A company is a legal entity. It does not produce anything. It does not communicate, and it has no activities. Production, communication and all other activities are done by the people within the company and within businesses that collaborate with it.
That’s obvious, right? The people in the company operate within a market environment. A market is a bunch of people as well, agree?
Add to that all individuals in the social spheres and ecosystems of “a business” and it’s quite obvious everything regarding business is a matter of actions of individuals that are connected. Those actions define what the business is and how it is perceived, along with the sometimes shady tricks marketers use to influence that perception in a subconscious way.
Let’s talk quickly about people now. They have needs, thoughts, emotions, habits and a behavior (well, many in fact). If you look at how people behave these days when communicating, preparing a purchase or entertaining themselves, to name just a few examples, they often use digital devices and technologies. One of the many digital phenomena people “use” is what we call “social media”? And I think we can agree that social media are used a lot, true?
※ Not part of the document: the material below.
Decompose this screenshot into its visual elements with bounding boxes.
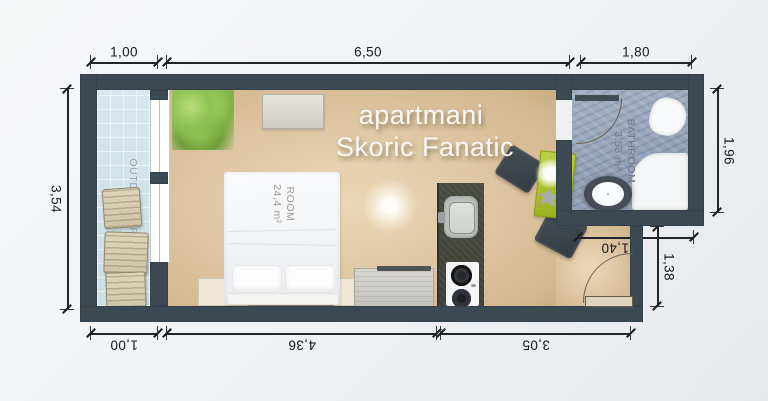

OK, these are all very obvious facts. I know. So, I wonder why, knowing all this, so many businesses (more precisely managers) still don’t have a social media policy. And, as I increasingly notice, why those that have one simply don’t communicate it to their employees!
Having a social media policy is one of the most simple things in the world
Some “businesses” (in the sense of a bunch of managers that define what happens) don’t “believe” that social media really can help them increase customer satisfaction, have a better brand reputation, lower customer service cost, generate more revenue and benefit greatly from word-of-mouth, to name a few of the possibilities social media can offer to companies and their customers in the largest sense possible. That’s fine, they run the show and miss the opportunities. They define how the company operates and will thus be perceived. When they are replaced the company will be perceived differently.
Other businesses fully understand and embrace the possibilities of social media in a measured and efficient way. That’s more than fine. I like those businesses because they have smart customer-centric thinking people on board. And it’s all about the people, remember?
Both businesses that “don’t believe in social media” and those that embrace it, often have social media policies. Those that embrace social media and have no policy, embrace it badly. And those that don’t “buy social” and have no policy either are not understanding what their employees and customers do. They have no clue or don’t want to see it. Furthermore, if they see it, they don’t care or don’t know what to do.
Having a social media policy is one of the most simple things in the world. It’s a little about rules, not too much if possible, that are most of all based on common sense. An example: it seems quite obvious that a happily tweeting, blogging or social networking employee of a German car manufacturer doesn’t share with the world that he absolutely hates German cars, right? And if he does hate them, why is he working there in the first place? This is a simple example of the “rules” in a social media policy but, trust me, it doesn’t require more brains than that.
An important role of a social media policy is to motivate employees to get involved on the company’s efforts in the social space. After all, most do use social media anyway and even if you don’t really think high of “social,” it doesn’t hurt to involve and even educate employees a bit, right? They are the company after all, remember?
So, how stupid is it to have a social media policy and not share it? And how stupid is it not to see the behavior of your employees (and their friends and your customers and so on and so on) by having no social media policy at all, for that matter?
Well, you would be surprised to know how many companies have a social media policy but never thought of communicating it. And you would be surprised if you knew how many businesses “do social media” (kind of, in their perception anyway) and never even considered having some form of policy, guidelines or training for their most important assets: their people.
I guess you wouldn’t be surprised if you knew how many businesses that don’t care about social media don’t have such a policy. And those that do mainly state all the stuff that is forbidden in it. After all, employees don’t matter too much if you look at how many managers act.
In the meantime, the majority of people use some kind of social media, and people happily talk about the business they deal with in the social, very public, space. And employees most of the time have no clue if their company has a social media policy nor what it says.
Every company should have a social media policy
A 2010 survey by MyJobGroup.co.uk. showed almost 40% of British employees criticize their ‘workplace’ on social media platforms like Facebook and Twitter. Furthermore, one in five admitted slandering their bosses on them.
About 60% of the 1000 questioned employees said, they would change what they wrote on their social networking profiles if they knew their boss could read it.
Most employees weren’t aware of possible legal consequences when publicly criticizing their company. Furthermore, 70% had no idea, whether or not their company has a policy on the subject.
70%! Now, numbers are numbers, and they depend from many elements such as the survey quality, scope, region and so much more. However, every day again I see these facts confirmed: most employees simply have no clue about some social media policy, and lots of managers think they can just ban social media.
A company should have a social media policy, even when it’s not actively using social media itself. That policy shouldn’t merely be a list of things, which are and aren’t allowed. You can’t tie up your employees and forbid them to use social media.
People will vent their opinions either way, and they will use social media, whether you like it or not. It’s much better to put together a social media policy that encourages your employees to be what they are, the face of your company, and to make this policy publicly known.
Social media are a reality, and your employees, customers and prospects use them. It’s obvious. Yet, apparently not in practice.